Следующее утро выдалось ненастным и туманным, и все рейсы задержали. Я сидел в зале вылета в Хитроу и читал, что обо мне пишут “Таймс” и “Дейли Телеграф”. “Дейли Миррор” нарыла где-то мою фотографию, где я был снят в цветастой рубашке жестикулирующим унизанными перстнями пальцами. Уверен, что многие в зале аэропорта меня узнали. Погляди-ка, Милдред, вот он, даже и не стыдится, когда его кличут педерастом. Меня вдруг осенило, что я лечу в родной город Карло, и Карло вскоре узнает о моей декларации и вряд ли ей обрадуется. Более того, я публично выступил в защиту богохульства. А впрочем, какое это имеет значение. Я уже давно не поддерживал никаких контактов с Карло, не считая короткой встречи в Риме, куда я приехал к своему дантисту, да пары писем о бедняжке Ортенс и о скульптурном заказе ей, которому сопротивлялись итальянские патриоты (что может Америка сделать такого, на что неспособна нация Микеланджело?). Разумеется, я не чувствовал разрыва с ним. Если возвышение Карло и сделало его недоступным к общению в свете и даже в семье, он все равно оставался очень заметной и громогласной фигурой. Не только я, но все уже перестали гадать о его планах на будущее. Он по-прежнему защищал бастующих и наживал себе врагов среди капиталистов Турина и Милана. Он по-прежнему читал проповеди, основанные на текстах Карла Маркса. Пий XII часто болел, и светские журналы за пределами Италии не сомневались в том, кто станет его преемником. Проблема, однако, была в том, и Карло о ней прекрасно знал, что голос популярной прессы не есть глас Святого духа.

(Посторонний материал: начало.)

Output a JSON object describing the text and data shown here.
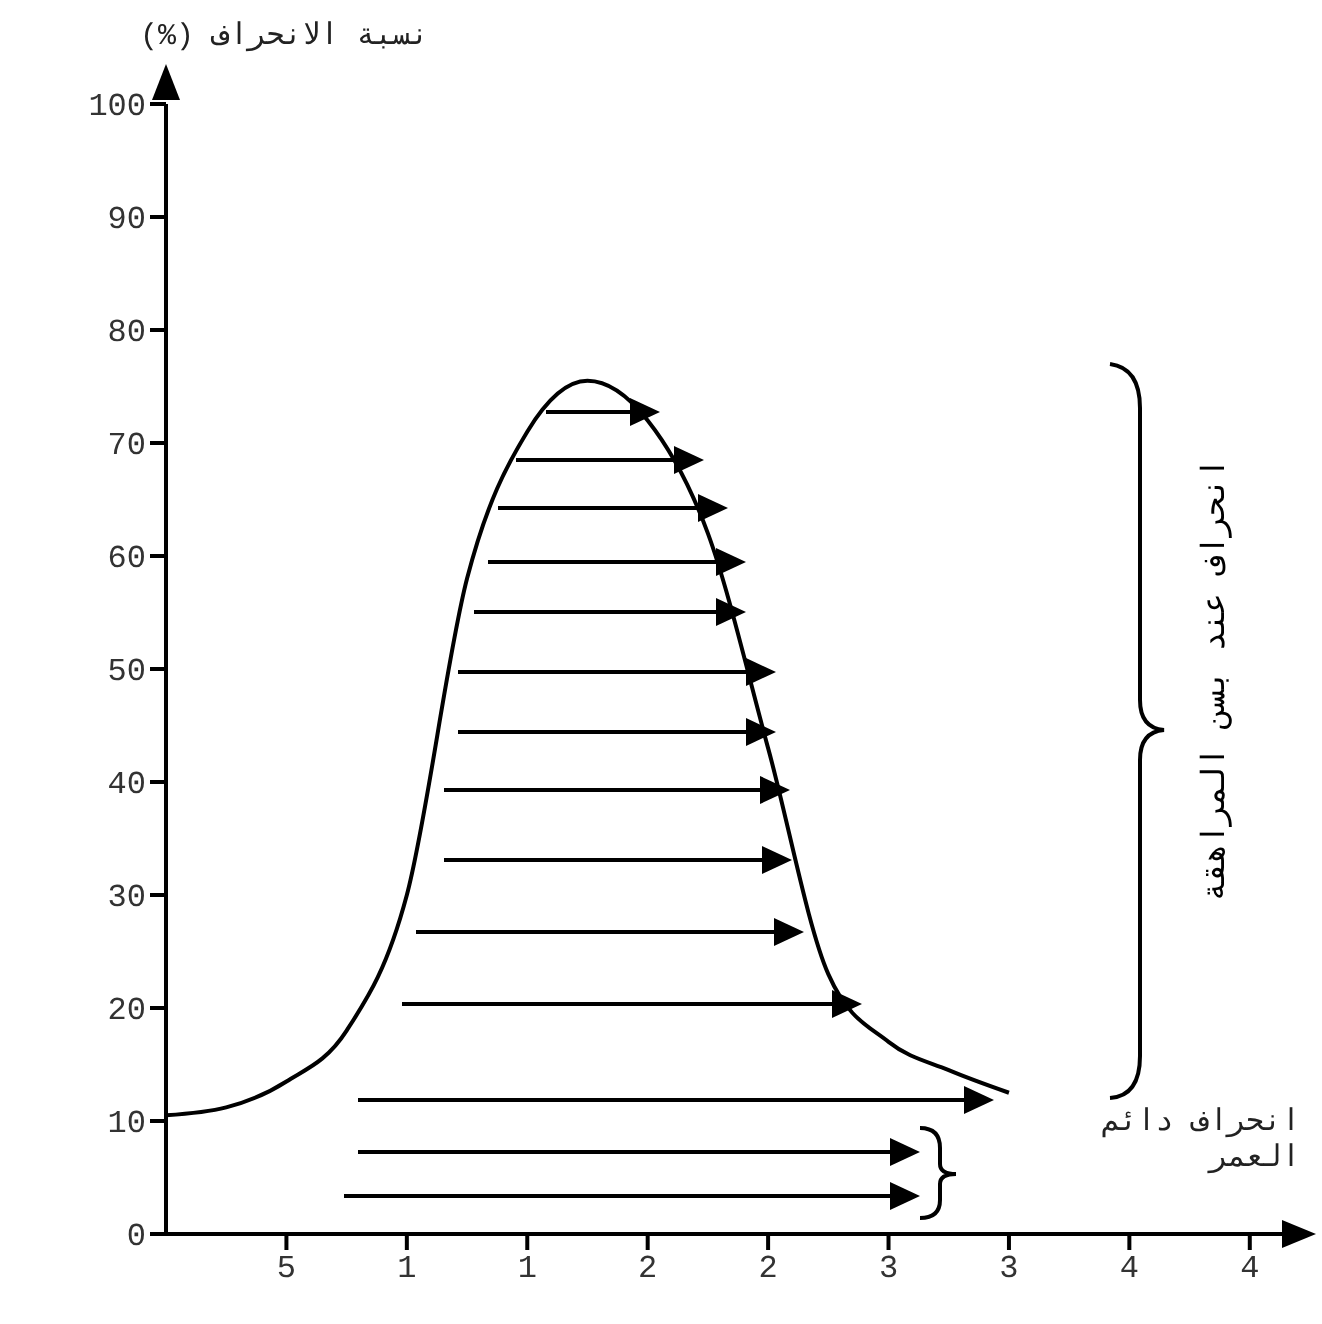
{
  "chart_data": {
    "type": "line",
    "ylabel": "نسبة الانحراف (%)",
    "annotations": [
      "انحراف عند بسن المراهقة",
      "انحراف دائم العمر"
    ],
    "categories": [
      null,
      null,
      "5",
      null,
      "1",
      null,
      "1",
      null,
      "2",
      null,
      "2",
      null,
      "3",
      null,
      "3",
      null,
      "4",
      null,
      "4",
      null
    ],
    "series": [
      {
        "color": "#000000",
        "values": [
          10.5,
          11.2,
          13.5,
          18,
          30,
          58,
          71,
          75.5,
          72,
          62,
          43,
          23,
          17,
          14.5,
          12.5,
          null,
          null,
          null,
          null,
          null
        ]
      }
    ],
    "ylim": [
      0,
      100
    ],
    "yticks": [
      0,
      10,
      20,
      30,
      40,
      50,
      60,
      70,
      80,
      90,
      100
    ]
  }
}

В аэропорту Линате я взял такси до гостиницы “Экцелсиор” и, устроившись там со стаканом джина, позвонил в Ла Скала, чтобы удостовериться, что билет на галерку для меня забронирован. Современные оперы я предпочитал слушать издали: настоящая драма в них часто происходила в оркестровой яме, которую из партера было не разглядеть. И тут меня взяло сомнение. Следует ли мне хотя бы позвонить из вежливости кардиналу-архиепископу и известить его о своем прибытии? Но я знал, что напрямую дозвониться ему не смогу, сперва соединят с его помощниками епископами и капелланами. Наконец, я решился позвонить Луидже Кампанати, настоятельнице женского монастыря в Мельцо. С ней меня соединили без особых затруднений. Сперва она не могла вспомнить, кто я. Голос у нее был старческий, скрипучий.

— Кеннет. Кеннет Туми. Моя сестра Ортенс вышла замуж за вашего брата Доменико. — Я говорил по-английски.

— Да, Кеннет. Ах, да, Кеннет. Что вы тут делаете?

— Приехал в оперу. На сегодняшнюю премьеру. Поздравляю вас с праздником святого Николая, вас и ваших сестер.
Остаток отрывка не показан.